The Avia went for £200 :OyVey:


----------



## spinynorman (Apr 2, 2014)

Steve D70 said:


> The Avia went for £200 :OyVey:


 Interesting, especially as one that looks more correct went for half that. If you want to find another one, l think you'll have to search "Avia watch" and scroll through. Adding "17 jewels incabloc" might narrow it down, but that might also miss one.

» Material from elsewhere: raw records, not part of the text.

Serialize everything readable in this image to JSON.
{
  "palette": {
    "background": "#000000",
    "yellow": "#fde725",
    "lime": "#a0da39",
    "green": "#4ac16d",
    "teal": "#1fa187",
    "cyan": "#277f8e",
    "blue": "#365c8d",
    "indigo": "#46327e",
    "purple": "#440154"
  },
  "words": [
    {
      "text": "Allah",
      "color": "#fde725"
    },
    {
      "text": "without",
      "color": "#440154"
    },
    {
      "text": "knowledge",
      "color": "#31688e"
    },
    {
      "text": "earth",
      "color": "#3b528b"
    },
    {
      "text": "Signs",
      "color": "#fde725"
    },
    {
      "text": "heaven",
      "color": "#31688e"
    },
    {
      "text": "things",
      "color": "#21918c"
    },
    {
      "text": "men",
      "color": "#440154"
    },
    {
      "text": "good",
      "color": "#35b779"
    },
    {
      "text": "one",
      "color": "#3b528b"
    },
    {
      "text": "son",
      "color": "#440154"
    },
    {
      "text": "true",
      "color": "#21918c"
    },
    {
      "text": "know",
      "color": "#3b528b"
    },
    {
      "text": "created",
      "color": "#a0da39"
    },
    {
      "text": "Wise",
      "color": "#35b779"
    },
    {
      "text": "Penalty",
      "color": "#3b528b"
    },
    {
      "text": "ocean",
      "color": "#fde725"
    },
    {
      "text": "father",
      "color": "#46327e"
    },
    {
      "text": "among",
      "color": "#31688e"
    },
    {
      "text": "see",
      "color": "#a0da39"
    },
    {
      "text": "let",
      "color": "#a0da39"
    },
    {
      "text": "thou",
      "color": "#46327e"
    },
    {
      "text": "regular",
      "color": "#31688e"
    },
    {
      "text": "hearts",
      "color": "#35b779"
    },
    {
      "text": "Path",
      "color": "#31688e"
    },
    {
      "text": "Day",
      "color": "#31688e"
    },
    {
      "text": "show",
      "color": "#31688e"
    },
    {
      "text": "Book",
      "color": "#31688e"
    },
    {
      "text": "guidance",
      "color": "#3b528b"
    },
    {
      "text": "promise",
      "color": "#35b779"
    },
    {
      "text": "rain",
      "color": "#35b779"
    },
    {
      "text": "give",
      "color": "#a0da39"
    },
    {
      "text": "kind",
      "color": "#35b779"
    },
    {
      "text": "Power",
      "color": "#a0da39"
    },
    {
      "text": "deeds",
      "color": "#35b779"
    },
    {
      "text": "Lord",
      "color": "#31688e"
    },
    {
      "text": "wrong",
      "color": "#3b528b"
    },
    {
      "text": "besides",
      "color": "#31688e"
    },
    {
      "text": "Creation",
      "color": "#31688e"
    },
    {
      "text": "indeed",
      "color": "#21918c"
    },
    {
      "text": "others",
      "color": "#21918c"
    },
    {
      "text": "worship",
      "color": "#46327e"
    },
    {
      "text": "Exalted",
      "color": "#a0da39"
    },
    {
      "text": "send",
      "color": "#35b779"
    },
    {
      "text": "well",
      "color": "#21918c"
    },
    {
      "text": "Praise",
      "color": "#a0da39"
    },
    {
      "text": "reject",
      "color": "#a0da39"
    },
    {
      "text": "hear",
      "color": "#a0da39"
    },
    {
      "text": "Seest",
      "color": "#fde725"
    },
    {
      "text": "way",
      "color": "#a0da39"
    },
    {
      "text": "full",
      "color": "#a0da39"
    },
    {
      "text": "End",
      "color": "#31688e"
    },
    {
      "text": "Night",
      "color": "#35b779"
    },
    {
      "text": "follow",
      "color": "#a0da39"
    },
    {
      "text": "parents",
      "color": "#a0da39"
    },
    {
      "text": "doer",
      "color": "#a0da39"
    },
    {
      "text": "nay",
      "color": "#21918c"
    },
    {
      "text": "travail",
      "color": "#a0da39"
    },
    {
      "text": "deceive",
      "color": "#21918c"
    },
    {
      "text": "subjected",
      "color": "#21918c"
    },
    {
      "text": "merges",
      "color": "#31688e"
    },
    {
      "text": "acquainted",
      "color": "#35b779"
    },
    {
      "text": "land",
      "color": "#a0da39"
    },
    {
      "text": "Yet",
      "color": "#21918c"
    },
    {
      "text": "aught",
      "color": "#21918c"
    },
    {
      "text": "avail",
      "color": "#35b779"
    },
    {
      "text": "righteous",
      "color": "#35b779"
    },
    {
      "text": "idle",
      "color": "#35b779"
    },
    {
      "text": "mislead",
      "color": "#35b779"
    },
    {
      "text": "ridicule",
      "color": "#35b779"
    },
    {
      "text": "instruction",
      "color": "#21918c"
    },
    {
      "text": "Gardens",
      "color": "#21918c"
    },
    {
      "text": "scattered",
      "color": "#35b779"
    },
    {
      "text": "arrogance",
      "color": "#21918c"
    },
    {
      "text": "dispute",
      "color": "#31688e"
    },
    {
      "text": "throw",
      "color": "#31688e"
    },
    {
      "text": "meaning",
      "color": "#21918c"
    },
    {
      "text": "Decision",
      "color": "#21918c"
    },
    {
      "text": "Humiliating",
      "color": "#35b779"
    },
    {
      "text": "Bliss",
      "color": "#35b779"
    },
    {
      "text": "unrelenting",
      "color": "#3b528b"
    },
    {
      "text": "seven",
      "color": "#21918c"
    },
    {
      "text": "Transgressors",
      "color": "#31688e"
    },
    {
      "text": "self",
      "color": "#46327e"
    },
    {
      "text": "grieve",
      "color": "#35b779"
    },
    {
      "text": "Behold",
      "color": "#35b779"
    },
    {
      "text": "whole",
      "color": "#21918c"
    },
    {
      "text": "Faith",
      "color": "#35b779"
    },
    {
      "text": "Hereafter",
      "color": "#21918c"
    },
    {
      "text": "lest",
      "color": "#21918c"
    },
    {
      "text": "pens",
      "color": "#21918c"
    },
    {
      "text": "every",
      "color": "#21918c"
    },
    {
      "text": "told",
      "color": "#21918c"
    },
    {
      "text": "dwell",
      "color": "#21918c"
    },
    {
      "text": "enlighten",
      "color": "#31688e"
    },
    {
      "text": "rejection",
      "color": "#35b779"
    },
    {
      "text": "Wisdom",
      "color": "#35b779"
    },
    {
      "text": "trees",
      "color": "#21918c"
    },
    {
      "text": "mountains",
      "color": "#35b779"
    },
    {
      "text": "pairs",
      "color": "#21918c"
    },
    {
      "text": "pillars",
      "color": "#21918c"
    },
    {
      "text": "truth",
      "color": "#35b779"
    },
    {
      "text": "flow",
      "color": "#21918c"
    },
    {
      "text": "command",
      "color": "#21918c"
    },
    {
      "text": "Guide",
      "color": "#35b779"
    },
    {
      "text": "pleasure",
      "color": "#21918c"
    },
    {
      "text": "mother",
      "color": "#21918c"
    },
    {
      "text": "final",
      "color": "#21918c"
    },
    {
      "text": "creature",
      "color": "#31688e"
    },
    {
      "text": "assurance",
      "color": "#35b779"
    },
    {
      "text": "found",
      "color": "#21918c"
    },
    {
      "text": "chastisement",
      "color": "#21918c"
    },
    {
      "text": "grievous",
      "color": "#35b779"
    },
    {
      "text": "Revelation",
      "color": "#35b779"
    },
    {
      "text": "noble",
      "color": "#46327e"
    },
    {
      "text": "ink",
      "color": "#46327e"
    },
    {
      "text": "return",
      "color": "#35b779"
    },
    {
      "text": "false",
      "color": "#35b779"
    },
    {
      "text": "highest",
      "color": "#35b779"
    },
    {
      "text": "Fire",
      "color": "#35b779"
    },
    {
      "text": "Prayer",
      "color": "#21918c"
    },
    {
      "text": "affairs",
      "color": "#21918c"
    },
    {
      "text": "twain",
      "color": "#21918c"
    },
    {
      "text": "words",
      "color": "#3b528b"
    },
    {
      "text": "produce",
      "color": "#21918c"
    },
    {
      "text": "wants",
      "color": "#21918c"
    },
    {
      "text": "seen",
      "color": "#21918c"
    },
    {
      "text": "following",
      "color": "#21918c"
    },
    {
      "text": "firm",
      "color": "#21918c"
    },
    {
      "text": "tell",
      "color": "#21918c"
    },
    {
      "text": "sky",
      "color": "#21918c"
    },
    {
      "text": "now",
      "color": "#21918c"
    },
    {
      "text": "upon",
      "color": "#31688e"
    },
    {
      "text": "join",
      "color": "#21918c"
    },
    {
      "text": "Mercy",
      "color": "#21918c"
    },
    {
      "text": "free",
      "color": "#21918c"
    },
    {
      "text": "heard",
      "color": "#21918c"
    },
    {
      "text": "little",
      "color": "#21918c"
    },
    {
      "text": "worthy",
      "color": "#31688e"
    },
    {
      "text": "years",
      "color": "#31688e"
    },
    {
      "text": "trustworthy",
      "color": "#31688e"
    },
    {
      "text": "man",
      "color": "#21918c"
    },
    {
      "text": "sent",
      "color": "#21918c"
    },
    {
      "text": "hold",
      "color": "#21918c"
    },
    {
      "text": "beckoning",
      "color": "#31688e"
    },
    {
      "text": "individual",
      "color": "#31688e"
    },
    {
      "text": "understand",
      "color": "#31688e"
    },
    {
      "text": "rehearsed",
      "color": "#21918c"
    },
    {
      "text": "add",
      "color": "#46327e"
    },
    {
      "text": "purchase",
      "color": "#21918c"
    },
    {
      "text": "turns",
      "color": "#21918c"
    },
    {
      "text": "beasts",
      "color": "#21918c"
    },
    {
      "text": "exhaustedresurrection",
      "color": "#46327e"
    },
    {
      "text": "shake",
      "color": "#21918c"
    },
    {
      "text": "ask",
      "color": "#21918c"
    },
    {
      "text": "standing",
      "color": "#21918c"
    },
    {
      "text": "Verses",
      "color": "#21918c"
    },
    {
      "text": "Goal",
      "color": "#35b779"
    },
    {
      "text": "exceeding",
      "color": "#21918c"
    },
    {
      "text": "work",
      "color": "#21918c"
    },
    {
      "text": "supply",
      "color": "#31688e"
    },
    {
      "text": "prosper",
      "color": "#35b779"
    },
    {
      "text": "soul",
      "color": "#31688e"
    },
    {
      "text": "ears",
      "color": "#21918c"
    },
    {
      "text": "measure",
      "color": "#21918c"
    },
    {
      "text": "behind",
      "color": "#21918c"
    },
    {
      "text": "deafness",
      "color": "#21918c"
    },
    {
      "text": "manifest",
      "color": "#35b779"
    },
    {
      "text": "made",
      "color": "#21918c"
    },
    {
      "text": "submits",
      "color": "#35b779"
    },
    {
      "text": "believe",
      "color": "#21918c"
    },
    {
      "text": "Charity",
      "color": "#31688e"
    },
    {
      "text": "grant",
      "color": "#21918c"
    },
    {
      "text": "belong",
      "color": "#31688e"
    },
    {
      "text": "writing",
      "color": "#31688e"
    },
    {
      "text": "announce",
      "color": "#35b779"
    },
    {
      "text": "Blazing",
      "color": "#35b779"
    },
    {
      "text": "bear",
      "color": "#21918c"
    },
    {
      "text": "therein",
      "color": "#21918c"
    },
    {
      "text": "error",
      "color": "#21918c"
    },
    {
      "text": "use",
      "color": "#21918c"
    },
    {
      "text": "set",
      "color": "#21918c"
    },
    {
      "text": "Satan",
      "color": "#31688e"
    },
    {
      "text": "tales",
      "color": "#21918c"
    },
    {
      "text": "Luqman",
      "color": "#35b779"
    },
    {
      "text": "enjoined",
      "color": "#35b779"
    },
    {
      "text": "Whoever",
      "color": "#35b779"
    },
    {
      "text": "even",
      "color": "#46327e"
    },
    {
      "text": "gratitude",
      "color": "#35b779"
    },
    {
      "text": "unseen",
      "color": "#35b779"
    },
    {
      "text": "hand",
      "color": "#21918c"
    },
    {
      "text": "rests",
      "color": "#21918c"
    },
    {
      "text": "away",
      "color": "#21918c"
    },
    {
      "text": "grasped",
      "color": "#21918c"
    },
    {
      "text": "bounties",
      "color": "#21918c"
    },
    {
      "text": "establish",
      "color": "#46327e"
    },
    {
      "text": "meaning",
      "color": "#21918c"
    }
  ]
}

https://www.ebay.co.uk/itm/Vintage-AVIA-17-jewels-Incabloc-Wristwatch-working-perfectly-/163387769582?hash=item260aab82ee%3Ag%3A4hAAAOSwVEFb9YlS&nma=true&si=FQN2%2BN87g5dXvpkO6pthhU8mLMI%3D&orig_cvip=true&nordt=true&rt=nc&_trksid=p2047675.l2557


----------



## Steve D70 (Nov 15, 2018)

@spinynorman Strange how it doesn't bring every single one up isnt it, any thoughts on the two ebayers I posted, they both have great feedback but wondering if you guys could take a look through their items to see if they look decent Watches, please.


----------



## spinynorman (Apr 2, 2014)

Steve D70 said:


> @spinynorman Strange how it doesn't bring every single one up isnt it, any thoughts on the two ebayers I posted, they both have great feedback but wondering if you guys could take a look through their items to see if they look decent Watches, please.


 I'm new here and learning too. Only one of the links you posted worked for me, the guy in Bulgaria. That's a shop selling a whole mass of collectibles and I don't think you can expect anyone here to give you a blanket opinion on the watches. You need to find something you like and then do your own research before you buy it. For example, is anyone else selling one the same, how much have they sold for in the past, has it come up in conversations here or on other forums, what does Google throw up? Then, if you have specific concerns you can't resolve, ask here and people will usually try to help.


----------



## Steve D70 (Nov 15, 2018)

spinynorman said:


> I'm new here and learning too. Only one of the links you posted worked for me, the guy in Bulgaria. That's a shop selling a whole mass of collectibles and I don't think you can expect anyone here to give you a blanket opinion on the watches. You need to find something you like and then do your own research before you buy it. For example, is anyone else selling one the same, how much have they sold for in the past, has it come up in conversations here or on other forums, what does Google throw up? Then, if you have specific concerns you can't resolve, ask here and people will usually try to help.


 Thanks for the reply bud, glad I'm not the only noob on here :drinks: , I think the second guy "Uk-Borzy" was just a picture not a link, I understand what you're saying but as you see from the start of this thread these experienced guys on here spotted the two dodgy ones I posted immediately.

Obviously I don't expect anyone to look through all their items but I thought dodgy stuff would stand out to them with a quick look to give me a rough idea if his items look ok


----------



## Chromejob (Jul 28, 2006)

JoT said:


> Both watches are rubbish, keep clear!
> 
> When buying vintage on EBay scour the internet forums an blogs and do your research before bidding, there's a lot of rubbish, fakes and a plethora of watches put together from bits.


Likewise a lot of scummy sellers who lie about their products, even posting inaccurate descriptions or photos.



Steve D70 said:


> Thanks again guy's, would you mind if I post pics of some Im thinking of buying going forward, I'll keep them all in this thread because there's going to be a few


I would vote no. We're not your on-call eBay buying consultant to give you advice about each and every watch you want to buy. If you want to wade into the dangerous ground of eBay vintage watch auctions, you need to decide what you want, then spend time learning about the brands and the models from other members. Believe me, it will be less work, and less expensive.

Oh, and you'll likely have more fun seeing other collectors' watches and hearing their stories. There's more than a decade of old posts to be searched here, as well.


----------



## Steve D70 (Nov 15, 2018)

Why the reaction @CliffBow?


----------